The bishop, who took over the diocese in 2001, said his love of Long Island and its people undergirds his desire to remain here rather than go elsewhere post-retirement, such as returning to his native Boston or moving to Rome, where he spent years working in the Vatican.
The expansive rectory has plenty of room for another priest, said Msgr. William Koenig, rector of the cathedral.
“I want to stay living here,” Murphy said. “I am going to move next door to the rectory. I will have a two-room suite like everybody else. Then I’ll kind of think about life from there.”
Sean Dolan, a spokesman for the diocese, said Thursday that the bishop taking up residence in the rectory after retirement “is only one option” he is considering. Murphy has not definitively decided to remain in the diocese, he said.
When Murphy turned 75 on May 14, he officially submitted his letter of retirement to the Vatican — as all bishops are required to do upon reaching that age.
Pope Francis has not named a replacement. That is not unusual, church analysts said. Some replacements are named immediately, while in other cases a year or two may pass after a bishop turns 75 before that occurs.
Murphy said he has submitted three names of potential replacements to the Vatican’s nuncio, or representative, in Washington, D.C., as required by church rules, but cannot reveal them. The nuncio then submits three names to a Vatican committee, which in turn submits three names to the pope for his consideration of all the candidates.
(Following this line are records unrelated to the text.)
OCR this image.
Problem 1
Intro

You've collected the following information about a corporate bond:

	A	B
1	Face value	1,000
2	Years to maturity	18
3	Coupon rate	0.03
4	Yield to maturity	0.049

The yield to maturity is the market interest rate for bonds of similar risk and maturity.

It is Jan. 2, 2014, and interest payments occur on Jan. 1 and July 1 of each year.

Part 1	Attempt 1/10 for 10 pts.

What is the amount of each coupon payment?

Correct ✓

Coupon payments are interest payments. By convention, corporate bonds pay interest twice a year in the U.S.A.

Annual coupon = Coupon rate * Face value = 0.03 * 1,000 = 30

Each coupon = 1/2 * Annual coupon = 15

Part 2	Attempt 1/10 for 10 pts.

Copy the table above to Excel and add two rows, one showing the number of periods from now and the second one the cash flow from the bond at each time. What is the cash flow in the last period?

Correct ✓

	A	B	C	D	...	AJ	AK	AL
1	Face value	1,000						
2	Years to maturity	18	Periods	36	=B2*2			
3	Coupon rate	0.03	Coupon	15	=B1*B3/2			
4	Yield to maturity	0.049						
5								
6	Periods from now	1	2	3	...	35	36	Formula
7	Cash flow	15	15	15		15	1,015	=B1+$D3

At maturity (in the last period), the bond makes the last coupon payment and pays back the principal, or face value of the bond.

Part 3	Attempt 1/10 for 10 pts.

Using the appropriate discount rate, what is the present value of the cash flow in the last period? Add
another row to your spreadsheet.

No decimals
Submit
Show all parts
Murphy said he has no idea where the process stands.
“Could it be in Rome already? Yeah. Could it not be in Rome already? Yeah,” he said. “It’s a 50-50.”
Murphy, who studied in Rome in the 1960s and served on the Vatican’s Pontifical Commission of Justice and Peace from 1974 to 1987, said returning there is “not really in the cards. I love Rome. But I think I’m very happy here. I really love the place.”
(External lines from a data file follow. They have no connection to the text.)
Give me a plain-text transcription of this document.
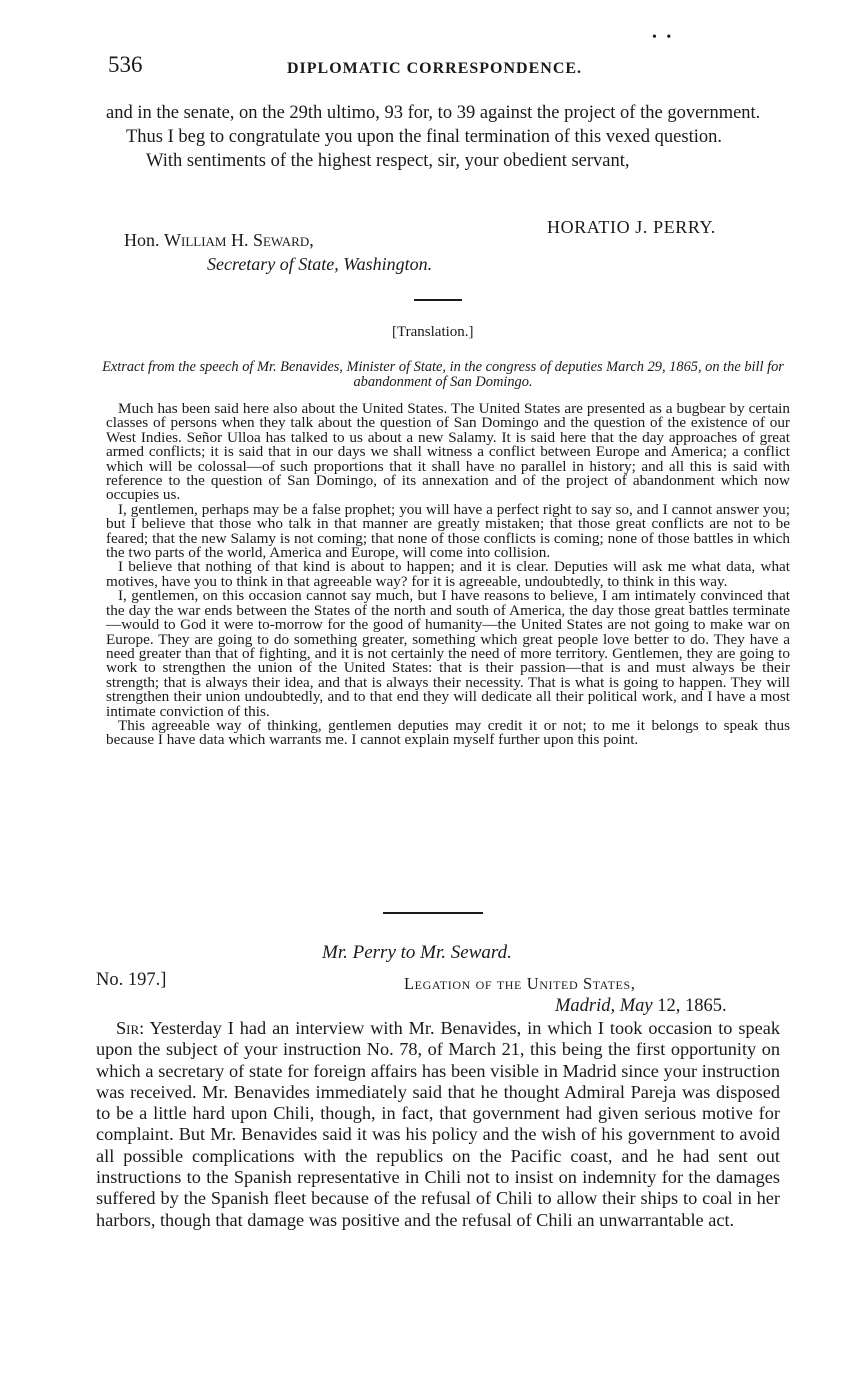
536	DIPLOMATIC CORRESPONDENCE.
• •

and in the senate, on the 29th ultimo, 93 for, to 39 against the project of the government.

Thus I beg to congratulate you upon the final termination of this vexed question.

With sentiments of the highest respect, sir, your obedient servant,

HORATIO J. PERRY.
Hon. William H. Seward,
Secretary of State, Washington.
[Translation.]
Extract from the speech of Mr. Benavides, Minister of State, in the congress of deputies March 29, 1865, on the bill for abandonment of San Domingo.

Much has been said here also about the United States. The United States are presented as a bugbear by certain classes of persons when they talk about the question of San Domingo and the question of the existence of our West Indies. Señor Ulloa has talked to us about a new Salamy. It is said here that the day approaches of great armed conflicts; it is said that in our days we shall witness a conflict between Europe and America; a conflict which will be colossal—of such proportions that it shall have no parallel in history; and all this is said with reference to the question of San Domingo, of its annexation and of the project of abandonment which now occupies us.

I, gentlemen, perhaps may be a false prophet; you will have a perfect right to say so, and I cannot answer you; but I believe that those who talk in that manner are greatly mistaken; that those great conflicts are not to be feared; that the new Salamy is not coming; that none of those conflicts is coming; none of those battles in which the two parts of the world, America and Europe, will come into collision.

I believe that nothing of that kind is about to happen; and it is clear. Deputies will ask me what data, what motives, have you to think in that agreeable way? for it is agreeable, undoubtedly, to think in this way.

I, gentlemen, on this occasion cannot say much, but I have reasons to believe, I am intimately convinced that the day the war ends between the States of the north and south of America, the day those great battles terminate—would to God it were to-morrow for the good of humanity—the United States are not going to make war on Europe. They are going to do something greater, something which great people love better to do. They have a need greater than that of fighting, and it is not certainly the need of more territory. Gentlemen, they are going to work to strengthen the union of the United States: that is their passion—that is and must always be their strength; that is always their idea, and that is always their necessity. That is what is going to happen. They will strengthen their union undoubtedly, and to that end they will dedicate all their political work, and I have a most intimate conviction of this.

This agreeable way of thinking, gentlemen deputies may credit it or not; to me it belongs to speak thus because I have data which warrants me. I cannot explain myself further upon this point.

Mr. Perry to Mr. Seward.
No. 197.]	Legation of the United States,
Madrid, May 12, 1865.
Sir: Yesterday I had an interview with Mr. Benavides, in which I took occasion to speak upon the subject of your instruction No. 78, of March 21, this being the first opportunity on which a secretary of state for foreign affairs has been visible in Madrid since your instruction was received. Mr. Benavides immediately said that he thought Admiral Pareja was disposed to be a little hard upon Chili, though, in fact, that government had given serious motive for complaint. But Mr. Benavides said it was his policy and the wish of his government to avoid all possible complications with the republics on the Pacific coast, and he had sent out instructions to the Spanish representative in Chili not to insist on indemnity for the damages suffered by the Spanish fleet because of the refusal of Chili to allow their ships to coal in her harbors, though that damage was positive and the refusal of Chili an unwarrantable act.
He said he plans to visit Rome and Boston in his retirement, but that Long Island and the rectory will be his “anchor.”
Currently, there are 167 retired bishops, archbishops and auxiliary bishops in the United States, according to Georgetown University’s Center for Applied Research in the Apostolate.
It is common for a retiring bishop to remain in the diocese from which he retires, and not unusual for him to remain living in the diocese’s seat, said the Rev. Thomas Reese, a senior analyst for The National Catholic Reporter.
A new bishop has the ultimate say on where the retired bishop lives, but the two usually work it out amicably, he said.
Some retired bishops move away and pursue all kinds of activities, from writing books to golfing. Many return to their roots, working part-time as parish priests, “which is why they entered the seminary,” Reese said.